Cerasi E, Nesher R, Gadot M, Gross D, Kaiser N
Department of Endocrinology and Metabolism, Hadassah University Hospital, Jerusalem, Israel.
Diabetes Res Clin Pract. 1995 Aug;28 Suppl:S27-37. doi: 10.1016/0168-8227(95)01083-p.
Both the insulin response to glucose and the sensitivity to insulin show large variation in the normal population. Many subjects have either a markedly low insulin response or low sensitivity to insulin, with nevertheless normal glucose tolerance. For such subjects to become diabetic, insulin secretion or insulin action must further deteriorate with time, or other factors are added which tip the balance towards diabetes. Most evidence to date indicates that reduced beta-cell responsiveness and reduced insulin sensitivity co-exist in subjects prior to developing NIDDM. Both insulin secretion and insulin action are genetically controlled and influenced by intrauterine and neonatal factors. Insulin secretion and insulin action vary inversely in a closely linked manner; inability to fully compensate for changes in one variable may generate a functional deficit in glucose homeostasis. Subjects combining low functions would run a proportionately larger risk of decompensating the glucose tolerance and be more vulnerable, in terms of diabetes susceptibility, to factors that further reduce insulin output or insulin action. Careful analysis of existing data prompts us to ascribe a dominating role to the impairment of insulin secretion in the pathogenesis of IGT and NIDDM. Patients with NIDDM also exhibit increased proportions of proinsulin and proinsulin conversion intermediates. We used hyperinsulinaemic diabetic and non-diabetic Psammomys obesus to study the possible relationship between steady-state pancreatic insulin stores and the proportion of proinsulin-related peptides in the plasma and the pancreas. A marked increase in these peptides was associated with 90% reduction in insulin stores of the pancreas. After food deprivation, the depletion of pancreatic insulin in the diabetic animals was partially corrected, and the proinsulin/insulin ratio normalized. In contrast, non-diabetic psammomys showed only 50% reduction in pancreatic insulin stores under non-fasting conditions, with no change in proinsulin/insulin ratio. These findings suggest that in the diabetic Psammomys obesus, pancreatic capacity for storage/production of insulin is limited; the metabolic consequences of this limitation are amplified by increased secretory demand secondary to insulin resistance, thus facilitating the establishment of hyperglycaemia, which may in itself further exacerbate the pancreatic dysfunction.

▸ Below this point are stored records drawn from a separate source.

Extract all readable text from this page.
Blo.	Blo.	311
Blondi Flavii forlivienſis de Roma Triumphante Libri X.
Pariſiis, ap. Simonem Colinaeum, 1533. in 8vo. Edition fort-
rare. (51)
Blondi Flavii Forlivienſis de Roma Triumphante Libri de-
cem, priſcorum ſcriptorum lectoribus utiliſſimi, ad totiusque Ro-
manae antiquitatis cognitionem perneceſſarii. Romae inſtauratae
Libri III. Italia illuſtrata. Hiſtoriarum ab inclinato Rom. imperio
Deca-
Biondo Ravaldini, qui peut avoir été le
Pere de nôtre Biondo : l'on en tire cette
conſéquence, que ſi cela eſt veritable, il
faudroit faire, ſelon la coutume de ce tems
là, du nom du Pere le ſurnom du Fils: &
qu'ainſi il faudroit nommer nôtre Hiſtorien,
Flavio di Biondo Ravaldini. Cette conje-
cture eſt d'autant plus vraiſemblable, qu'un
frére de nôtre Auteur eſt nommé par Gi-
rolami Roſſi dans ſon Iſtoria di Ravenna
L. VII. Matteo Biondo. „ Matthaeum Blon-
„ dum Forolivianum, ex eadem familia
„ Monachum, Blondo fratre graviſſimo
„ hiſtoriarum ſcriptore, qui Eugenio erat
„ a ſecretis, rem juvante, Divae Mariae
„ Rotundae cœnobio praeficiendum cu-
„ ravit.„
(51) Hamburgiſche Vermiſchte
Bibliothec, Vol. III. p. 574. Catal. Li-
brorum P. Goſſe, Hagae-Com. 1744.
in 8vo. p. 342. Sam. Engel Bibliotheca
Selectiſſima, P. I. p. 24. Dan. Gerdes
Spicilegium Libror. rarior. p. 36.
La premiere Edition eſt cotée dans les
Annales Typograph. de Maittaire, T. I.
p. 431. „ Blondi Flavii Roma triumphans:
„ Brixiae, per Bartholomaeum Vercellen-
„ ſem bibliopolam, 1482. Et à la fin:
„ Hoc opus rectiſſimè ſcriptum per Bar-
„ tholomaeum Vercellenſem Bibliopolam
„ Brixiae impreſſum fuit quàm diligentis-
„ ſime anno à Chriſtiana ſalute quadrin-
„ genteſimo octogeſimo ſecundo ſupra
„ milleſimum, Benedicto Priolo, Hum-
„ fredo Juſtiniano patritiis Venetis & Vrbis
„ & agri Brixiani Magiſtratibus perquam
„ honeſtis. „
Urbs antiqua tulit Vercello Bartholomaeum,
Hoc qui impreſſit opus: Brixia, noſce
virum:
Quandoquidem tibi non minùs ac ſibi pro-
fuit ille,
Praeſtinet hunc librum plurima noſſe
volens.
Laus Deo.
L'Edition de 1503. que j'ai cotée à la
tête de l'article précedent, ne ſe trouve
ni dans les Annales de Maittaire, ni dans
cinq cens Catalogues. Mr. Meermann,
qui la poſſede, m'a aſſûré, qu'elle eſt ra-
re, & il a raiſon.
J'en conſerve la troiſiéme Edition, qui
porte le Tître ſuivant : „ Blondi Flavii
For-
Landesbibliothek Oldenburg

在正常人群中,胰岛素对葡萄糖的反应以及对胰岛素的敏感性都存在很大差异。许多受试者要么胰岛素反应明显较低,要么对胰岛素的敏感性较低,但糖耐量仍正常。对于这些受试者来说,要发展为糖尿病,胰岛素分泌或胰岛素作用必须随时间进一步恶化,或者加入其他使平衡向糖尿病倾斜的因素。迄今为止的大多数证据表明,在发展为非胰岛素依赖型糖尿病(NIDDM)之前,受试者同时存在β细胞反应性降低和胰岛素敏感性降低的情况。胰岛素分泌和胰岛素作用均受遗传控制,并受子宫内和新生儿因素的影响。胰岛素分泌和胰岛素作用以密切相关的方式呈反向变化;无法完全补偿一个变量的变化可能会导致葡萄糖稳态出现功能缺陷。功能低下的受试者失去糖耐量的风险会相应增加,并且就糖尿病易感性而言,对进一步降低胰岛素分泌或胰岛素作用的因素更敏感。对现有数据的仔细分析促使我们将胰岛素分泌受损在糖耐量受损(IGT)和NIDDM发病机制中的主导作用归因于此。NIDDM患者还表现出胰岛素原和胰岛素原转化中间产物的比例增加。我们使用高胰岛素血症的糖尿病和非糖尿病肥胖沙鼠来研究稳态胰腺胰岛素储备与血浆和胰腺中胰岛素原相关肽比例之间的可能关系。这些肽的显著增加与胰腺胰岛素储备减少90%相关。禁食后,糖尿病动物胰腺胰岛素的消耗得到部分纠正,胰岛素原/胰岛素比值恢复正常。相比之下,非糖尿病肥胖沙鼠在非禁食条件下胰腺胰岛素储备仅减少50%,胰岛素原/胰岛素比值无变化。这些发现表明,在糖尿病肥胖沙鼠中,胰腺储存/产生胰岛素的能力有限;这种限制的代谢后果因胰岛素抵抗继发的分泌需求增加而放大,从而促进高血糖症的形成,而高血糖症本身可能会进一步加剧胰腺功能障碍。